デイリー・アップデート

2019年12月4日 (水)

[中国] ファーウェイ(以下、華為)の元従業員(李洪元 氏)が、同社の不正を内部告発後に解雇され30万元の退職金を得たが、華為は李氏が業務規則違反をネタに当該退職金をゆすり取ったとして後日刑事告発した。李氏は251日間拘束された後、証拠不十分で不起訴となったが、関連する「刑事賠償決定書」や李氏の説明がメディアに公開されるや、華為に対するネチズンの猛烈な非難が殺到、過去の類似の事案も次々とネットにアップされ、炎上状態になった。華為は李氏への謝罪を拒否し、当局を動かして非難投稿の削除を徹底しており、この点もさらに批判されている。

[エジプト] エジプト、エチオピア、スーダンの3か国の灌漑大臣が、エチオピア政府がナイル川の上流に建設中のアフリカ最大規模となる大エチオピア・ルネッサンスダム(GERD)について、2日間の会談を行った。GERDの建設に関しては、規模のあまりの巨大さに、ナイル川下流に位置するエジプト政府はナイル川の水量の減少を懸念し、エチオピアに建設中止を求めてきた経緯がある。先月にはワシントンで米国の仲裁による会議が開催されている。

[米国] 12月3日、下院情報委員会は賛成多数(13対9)で大統領弾劾調査報告書を採択し、下院司法委員会に送付した。これを受けて、下院司法委員会は大統領弾劾の是非を問う決議案の起草作業に入る。一方、下院共和党側は報告書を別途作成し、公開。民主党が主導する調査活動では、大統領弾劾に相当する事実は明らかにならなかったとの反論を明らかにした。

[マレーシア] 11月29日、マレーシア投資開発庁(MIDA)は、2019年1~9月の製造業、サービス業、第1次産業のFDI(海外直接投資)認可額が、前年同期比6.5%増の約156億ドル(663億リンギ)だったと発表。中国からの投資が前年同期比で約半分に減少した一方、米国からの投資は同7倍に急増。米中貿易摩擦の影響で中国での生産を避け米国企業がマレーシアに生産拠点を新設または拡大した。マレーシア政府は、高成長・高付加価値の技術革新に基づく知識集約型産業の投資先となるという目標に重点を置き続けつつ、投資誘致を継続する方針。

[ロシア] 12月2日、プーチン大統領は、国内で販売する全てのスマートフォン、コンピューターおよびスマートテレビに、ロシア製ソフトウエアをあらかじめインストールすることを義務づける法案に署名した。同法律は2020年7月に施行が予定されており、ロシアのIT企業が外国勢に対抗するのを支援するとともに、消費者が新しい端末を購入した後で別途ソフトウエアをダウンロードしなければならない事態を防ぐ狙いがある。

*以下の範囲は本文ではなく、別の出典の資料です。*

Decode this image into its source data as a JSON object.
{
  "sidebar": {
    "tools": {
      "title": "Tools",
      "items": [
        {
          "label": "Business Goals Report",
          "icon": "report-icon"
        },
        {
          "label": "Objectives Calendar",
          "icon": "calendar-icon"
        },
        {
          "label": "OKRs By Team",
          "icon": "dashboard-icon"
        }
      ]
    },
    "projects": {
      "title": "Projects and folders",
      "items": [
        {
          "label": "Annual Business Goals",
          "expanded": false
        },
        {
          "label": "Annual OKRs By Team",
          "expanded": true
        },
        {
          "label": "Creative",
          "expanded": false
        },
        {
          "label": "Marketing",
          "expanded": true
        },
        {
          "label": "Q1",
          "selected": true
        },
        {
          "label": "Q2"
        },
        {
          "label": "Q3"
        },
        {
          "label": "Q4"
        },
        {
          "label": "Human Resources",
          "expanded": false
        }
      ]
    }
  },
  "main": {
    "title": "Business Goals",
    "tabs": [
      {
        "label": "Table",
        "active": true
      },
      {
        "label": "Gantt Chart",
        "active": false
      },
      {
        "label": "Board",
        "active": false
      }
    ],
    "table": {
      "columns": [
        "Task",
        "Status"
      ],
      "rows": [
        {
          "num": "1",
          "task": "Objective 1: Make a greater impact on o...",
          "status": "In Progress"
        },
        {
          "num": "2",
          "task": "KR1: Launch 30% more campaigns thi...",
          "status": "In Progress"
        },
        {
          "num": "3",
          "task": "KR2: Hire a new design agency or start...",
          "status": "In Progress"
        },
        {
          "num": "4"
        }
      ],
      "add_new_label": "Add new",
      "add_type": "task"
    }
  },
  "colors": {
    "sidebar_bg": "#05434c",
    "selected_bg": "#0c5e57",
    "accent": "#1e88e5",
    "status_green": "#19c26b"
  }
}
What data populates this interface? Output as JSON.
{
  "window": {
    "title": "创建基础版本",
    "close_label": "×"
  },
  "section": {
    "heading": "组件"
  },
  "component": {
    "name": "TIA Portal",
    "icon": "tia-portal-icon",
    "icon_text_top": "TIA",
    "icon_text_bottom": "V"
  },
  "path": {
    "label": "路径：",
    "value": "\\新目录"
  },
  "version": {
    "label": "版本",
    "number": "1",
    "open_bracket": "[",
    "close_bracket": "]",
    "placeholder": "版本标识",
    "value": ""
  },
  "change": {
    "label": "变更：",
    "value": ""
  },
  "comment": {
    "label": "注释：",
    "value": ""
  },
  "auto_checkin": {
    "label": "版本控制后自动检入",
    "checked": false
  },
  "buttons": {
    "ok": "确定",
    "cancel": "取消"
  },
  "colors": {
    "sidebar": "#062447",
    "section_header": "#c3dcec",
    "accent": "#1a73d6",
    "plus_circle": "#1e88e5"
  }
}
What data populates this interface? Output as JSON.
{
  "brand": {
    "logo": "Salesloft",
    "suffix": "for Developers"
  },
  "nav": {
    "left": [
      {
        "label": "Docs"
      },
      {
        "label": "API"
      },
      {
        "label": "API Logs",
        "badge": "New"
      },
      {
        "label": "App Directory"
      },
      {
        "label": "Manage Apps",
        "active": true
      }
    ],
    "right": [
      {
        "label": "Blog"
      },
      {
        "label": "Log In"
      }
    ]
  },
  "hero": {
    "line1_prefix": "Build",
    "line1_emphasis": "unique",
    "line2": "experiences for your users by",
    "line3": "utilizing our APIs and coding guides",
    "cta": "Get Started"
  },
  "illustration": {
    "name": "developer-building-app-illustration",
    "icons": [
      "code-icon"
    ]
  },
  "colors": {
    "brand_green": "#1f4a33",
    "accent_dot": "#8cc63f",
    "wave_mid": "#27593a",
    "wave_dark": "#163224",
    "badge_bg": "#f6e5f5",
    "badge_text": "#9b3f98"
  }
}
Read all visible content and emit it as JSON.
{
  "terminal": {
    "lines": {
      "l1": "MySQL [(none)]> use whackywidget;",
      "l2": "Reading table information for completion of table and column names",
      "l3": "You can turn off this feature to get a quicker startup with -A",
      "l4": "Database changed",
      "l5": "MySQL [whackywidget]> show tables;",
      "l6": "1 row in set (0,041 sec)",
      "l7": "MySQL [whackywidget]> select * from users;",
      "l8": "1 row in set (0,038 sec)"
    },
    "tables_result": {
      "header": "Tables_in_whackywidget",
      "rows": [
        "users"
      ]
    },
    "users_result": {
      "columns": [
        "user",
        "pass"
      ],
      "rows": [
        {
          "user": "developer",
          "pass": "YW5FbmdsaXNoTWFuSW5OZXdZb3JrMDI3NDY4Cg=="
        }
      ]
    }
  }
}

[日本] 12月4日、日米貿易協定が参院本会議で承認され、来年1月1日に発効する見通しとなった。これによって、EPA(経済連携協定)締結国との貿易額が日本の貿易総額に占める割合(EPAカバー率)が約52%まで上昇する。今回は農産品や工業品など物品に限定したこともあり、今後、米国との貿易などをめぐって自動車やサービスなどの扱いについて先送りした課題が残っているため、それらの交渉の行方が注目される。

[ブラジル] 第3四半期の実質GDP成長率は前期比0.6%増、前年比1.2%増となり、大方の予想と第2四半期実績の双方を上回った。1月から9月の累計の前年比は1%増。業種別では鉱業に牽引された鉱工業が予想を上回る同0.8%増となった他、農業が同1.3%増、サービス業が同0.4%増。需要別では輸入が同2.9%増、輸出が同2.8%増で、貿易黒字が2016年第1四半期以来の最低額となった他、個人消費が同0.8%増、政府支出が同0.4%増、予想を上回った総固定資本形成が同2%増だった。